Longan - Euphoria Fruit - what kind of health benefits does it have?
December 22 2015 by
Ray Sahelian, M.D.


Euphoria Fruit (Euphoria longan) is a small, round, undistinguished-looking fruit. The brittle light brown skin encloses delicious translucent, juicy soft flesh around a single large, black inedible pit. The Chinese name for this fruit is long yan rou, which literally means “dragon eye flesh”. In the grocery markets, Euphoria fruits are simply known as longans. Longan is consumed throughout Asia and is a major crop in Thailand.


Chemical Composition of Longan fruit
Longan fruit contains several vitamins and minerals, including iron, magnesium, phosphorus and potassium, and large amounts of vitamins A and C. Euphoria fruit also has phenolic compounds in the fruit, such as gallic acid, corilagin, and ellagic acid, indicating that the fruit may have antioxidant, chemo-preventive, and liver protective properties. The Euphoria seed contains the highest levels of the three phenolics, and pulp contains the lowest.
     From the pulp of Euphoria longana (Longan Arillus), three cerebroside molecular species have been isolated. Six known cerebrosides, soyacerebrosides I and II, 1-O-beta-D-glucopyranosyl lignoceroylamino octadecadiene diol (longan cerebroside I) and its 8Z isomer (longan cerebroside II), momor-cerebroside I, and phytolacca cerebroside, were identified as major components of these cerebroside molecular species.


Colon cancer

J Agric Food Chem. 2013. Inhibitory effects of dried longan (Euphoria longana Lam.) seed extract on invasion and matrix metalloproteinases of colon cancer cells.


Daru. 2014. Alteration in brain-derived neurotrophic factor (BDNF) after treatment of mice with herbal mixture containing Euphoria longana, Houttuynia cordata and Dioscorea japonica. Literature data indicate that brain-derived neurotrophic factor (BDNF), cyclic-AMP response element-binding protein (CREB) and phospho-CREB (pCREB) may have a place in depression. BDNF belongs to the neurotrophin family that plays an important role in proliferation, survival and differentiation of different cell populations in the mammalian nervous system. The herbal mixture used in the present study consists of Euphoria longana, Houttuynia cordata and Dioscorea japonica. The purpose of the present study was to determine the neuroprotective effect of herbal mixture. We also tested the hypothesis that administration of herbs reverses memory deficits and promotes the protein expression of BDNF in the mouse brain. Mice were randomized into four different treatment groups. Normal and stress groups received regular lab chow without stress and under stress conditions, respectively, for 3 weeks. The animals in the stress group were immobilized for 4 hours a day for 2 weeks. Different doses of herbal mixture (206 and 618 mg/kg) were administered for 3 weeks to those mice under stress conditions.
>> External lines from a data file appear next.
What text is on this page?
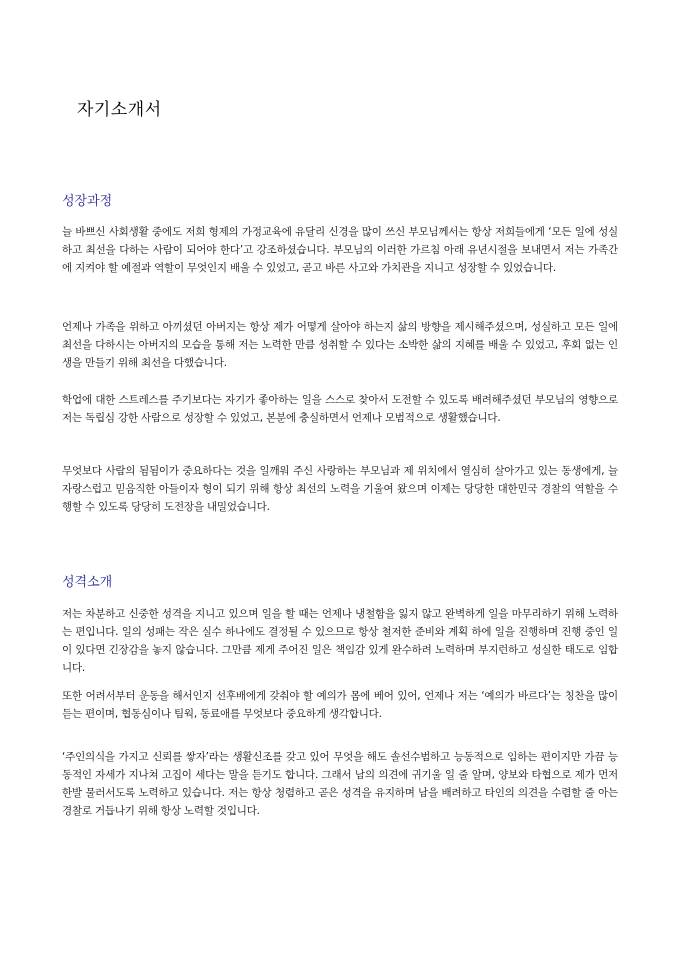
자기소개서
성장과정

늘 바쁘신 사회생활 중에도 저희 형제의 가정교육에 유달리 신경을 많이 쓰신 부모님께서는 항상 저희들에게 ‘모든 일에 성실하고 최선을 다하는 사람이 되어야 한다’고 강조하셨습니다. 부모님의 이러한 가르침 아래 유년시절을 보내면서 저는 가족간에 지켜야 할 예절과 역할이 무엇인지 배울 수 있었고, 곧고 바른 사고와 가치관을 지니고 성장할 수 있었습니다.

언제나 가족을 위하고 아끼셨던 아버지는 항상 제가 어떻게 살아야 하는지 삶의 방향을 제시해주셨으며, 성실하고 모든 일에 최선을 다하시는 아버지의 모습을 통해 저는 노력한 만큼 성취할 수 있다는 소박한 삶의 지혜를 배울 수 있었고, 후회 없는 인생을 만들기 위해 최선을 다했습니다.

학업에 대한 스트레스를 주기보다는 자기가 좋아하는 일을 스스로 찾아서 도전할 수 있도록 배려해주셨던 부모님의 영향으로 저는 독립심 강한 사람으로 성장할 수 있었고, 본분에 충실하면서 언제나 모범적으로 생활했습니다.

무엇보다 사람의 됨됨이가 중요하다는 것을 일깨워 주신 사랑하는 부모님과 제 위치에서 열심히 살아가고 있는 동생에게, 늘 자랑스럽고 믿음직한 아들이자 형이 되기 위해 항상 최선의 노력을 기울여 왔으며 이제는 당당한 대한민국 경찰의 역할을 수행할 수 있도록 당당히 도전장을 내밀었습니다.

성격소개

저는 차분하고 신중한 성격을 지니고 있으며 일을 할 때는 언제나 냉철함을 잃지 않고 완벽하게 일을 마무리하기 위해 노력하는 편입니다. 일의 성패는 작은 실수 하나에도 결정될 수 있으므로 항상 철저한 준비와 계획 하에 일을 진행하며 진행 중인 일이 있다면 긴장감을 놓지 않습니다. 그만큼 제게 주어진 일은 책임감 있게 완수하려 노력하며 부지런하고 성실한 태도로 임합니다.

또한 어려서부터 운동을 해서인지 선후배에게 갖춰야 할 예의가 몸에 베어 있어, 언제나 저는 ‘예의가 바르다’는 칭찬을 많이 듣는 편이며, 협동심이나 팀웍, 동료애를 무엇보다 중요하게 생각합니다.

‘주인의식을 가지고 신뢰를 쌓자’라는 생활신조를 갖고 있어 무엇을 해도 솔선수범하고 능동적으로 임하는 편이지만 가끔 능동적인 자세가 지나쳐 고집이 세다는 말을 듣기도 합니다. 그래서 남의 의견에 귀기울 일 줄 알며, 양보와 타협으로 제가 먼저 한발 물러서도록 노력하고 있습니다. 저는 항상 청렴하고 곧은 성격을 유지하며 남을 배려하고 타인의 의견을 수렴할 줄 아는 경찰로 거듭나기 위해 항상 노력할 것입니다.
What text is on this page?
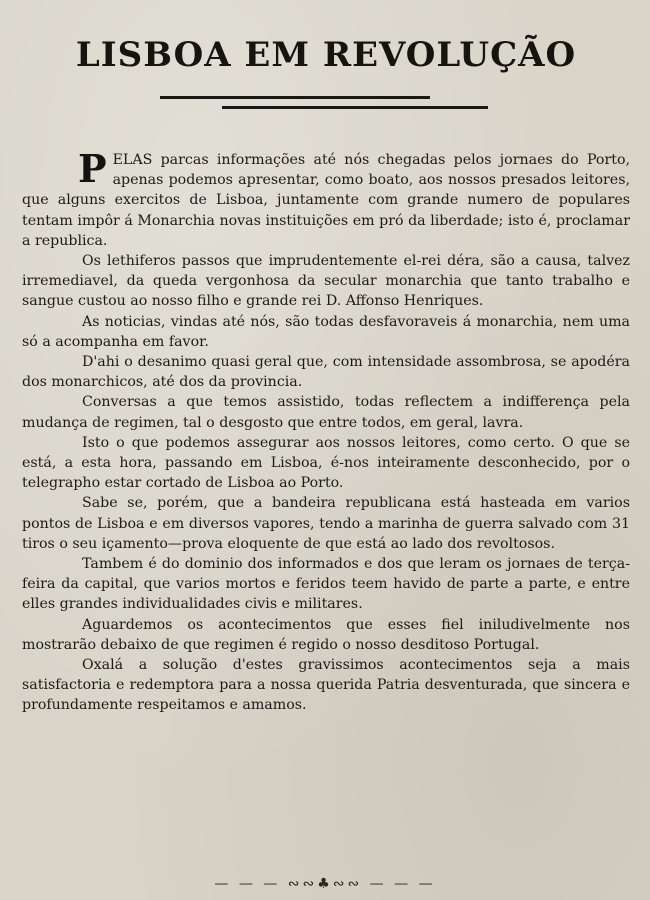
LISBOA EM REVOLUÇÃO

PELAS parcas informações até nós chegadas pelos jornaes do Porto, apenas podemos apresentar, como boato, aos nossos presados leitores, que alguns exercitos de Lisboa, juntamente com grande numero de populares tentam impôr á Monarchia novas instituições em pró da liberdade; isto é, proclamar a republica.

Os lethiferos passos que imprudentemente el-rei déra, são a causa, talvez irremediavel, da queda vergonhosa da secular monarchia que tanto trabalho e sangue custou ao nosso filho e grande rei D. Affonso Henriques.

As noticias, vindas até nós, são todas desfavoraveis á monarchia, nem uma só a acompanha em favor.

D'ahi o desanimo quasi geral que, com intensidade assombrosa, se apodéra dos monarchicos, até dos da provincia.

Conversas a que temos assistido, todas reflectem a indifferença pela mudança de regimen, tal o desgosto que entre todos, em geral, lavra.

Isto o que podemos assegurar aos nossos leitores, como certo. O que se está, a esta hora, passando em Lisboa, é-nos inteiramente desconhecido, por o telegrapho estar cortado de Lisboa ao Porto.

Sabe se, porém, que a bandeira republicana está hasteada em varios pontos de Lisboa e em diversos vapores, tendo a marinha de guerra salvado com 31 tiros o seu içamento—prova eloquente de que está ao lado dos revoltosos.

Tambem é do dominio dos informados e dos que leram os jornaes de terça-feira da capital, que varios mortos e feridos teem havido de parte a parte, e entre elles grandes individualidades civis e militares.

Aguardemos os acontecimentos que esses fiel iniludivelmente nos mostrarão debaixo de que regimen é regido o nosso desditoso Portugal.

Oxalá a solução d'estes gravissimos acontecimentos seja a mais satisfactoria e redemptora para a nossa querida Patria desventurada, que sincera e profundamente respeitamos e amamos.

— — — ∾∾♣∾∾ — — —
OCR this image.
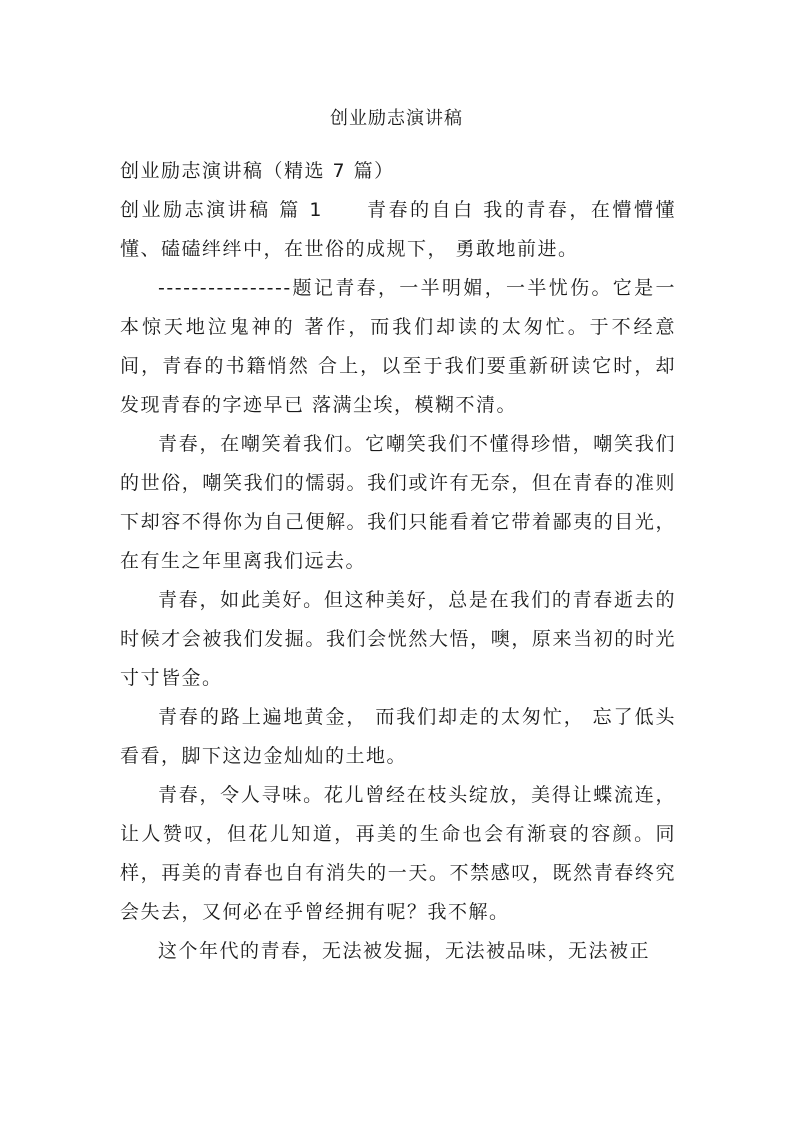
创业励志演讲稿
创业励志演讲稿（精选 7 篇）

创业励志演讲稿 篇 1　　青春的自白 我的青春，在懵懵懂懂、磕磕绊绊中，在世俗的成规下， 勇敢地前进。

----------------题记青春，一半明媚，一半忧伤。它是一本惊天地泣鬼神的 著作，而我们却读的太匆忙。于不经意间，青春的书籍悄然 合上，以至于我们要重新研读它时，却发现青春的字迹早已 落满尘埃，模糊不清。

青春，在嘲笑着我们。它嘲笑我们不懂得珍惜，嘲笑我们的世俗，嘲笑我们的懦弱。我们或许有无奈，但在青春的准则下却容不得你为自己便解。我们只能看着它带着鄙夷的目光，在有生之年里离我们远去。

青春，如此美好。但这种美好，总是在我们的青春逝去的时候才会被我们发掘。我们会恍然大悟，噢，原来当初的时光寸寸皆金。

青春的路上遍地黄金， 而我们却走的太匆忙， 忘了低头看看，脚下这边金灿灿的土地。

青春，令人寻味。花儿曾经在枝头绽放，美得让蝶流连，让人赞叹，但花儿知道，再美的生命也会有渐衰的容颜。同样，再美的青春也自有消失的一天。不禁感叹，既然青春终究会失去，又何必在乎曾经拥有呢？我不解。

这个年代的青春，无法被发掘，无法被品味，无法被正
Mice were analyzed by behavioral tests and immunoblotting examination in the hippocampus and cortex. An additional in vitro investigation was performed to examine whether herbs induce neurotoxicity in a human neuroblastoma cell line, SH-SY5Y cells. No significant toxicity of herbs on human neuroblastoma cells was observed. These herbs demonstrated an inductive effect on the expression of BDNF, pCREB and pAkt. For spatial working memory test, herbal mixture fed mice exhibited an increased level of spontaneous alternation compared to those in stress conditions. Moreover, herbal mixture produced highly significant reduction in the immobility time in the tail suspension test. Mice in the herbal mixture groups demonstrated lower serum corticosterone concentration than mice in the stress group (p < 0.05). Effects of the oral administration of herbal mixture on protein levels of BDNF in the hippocampi and cortices were significant. Our study showed that herbal mixture administration has antidepressant effects in mice. It is proposed that adverse events such as stress and depression can modulate the expression of molecular players of cellular plasticity in the brain.


J Ethnopharmacol. 2010. The memory-enhancing effects of Euphoria longan fruit extract in mice.

Longan fruit research
Adenosine, the anxiolytic-like principle of the Arillus of Euphoria longana - Longan fruit.
Planta Med. 1999. Faculty of Pharmaceutical Sciences, Chiba University, Japan
According to traditional usage, the extract of Longan Arillus was tested for its anxiolytic-like effect by application of the Vogel-type anti-conflict method in mice. The extract indicated significant activity at a dose of 2 g/kg, s.c., and results of the bioassay-oriented isolation revealed adenosine to be the active principle. Adenosine produced the anti-conflict effect significantly at a dose of 30 mg/kg, s.c. Adenine, uridine, and 5-methyluridine did not exhibit the effect, although these compounds were isolated from the Euphoria longana extract. Some other related compounds such as AMP and c-AMP showed no effect, except for inosine. Adenosine also contributed to the analgesic effect which was observed in the extract by the writhing method.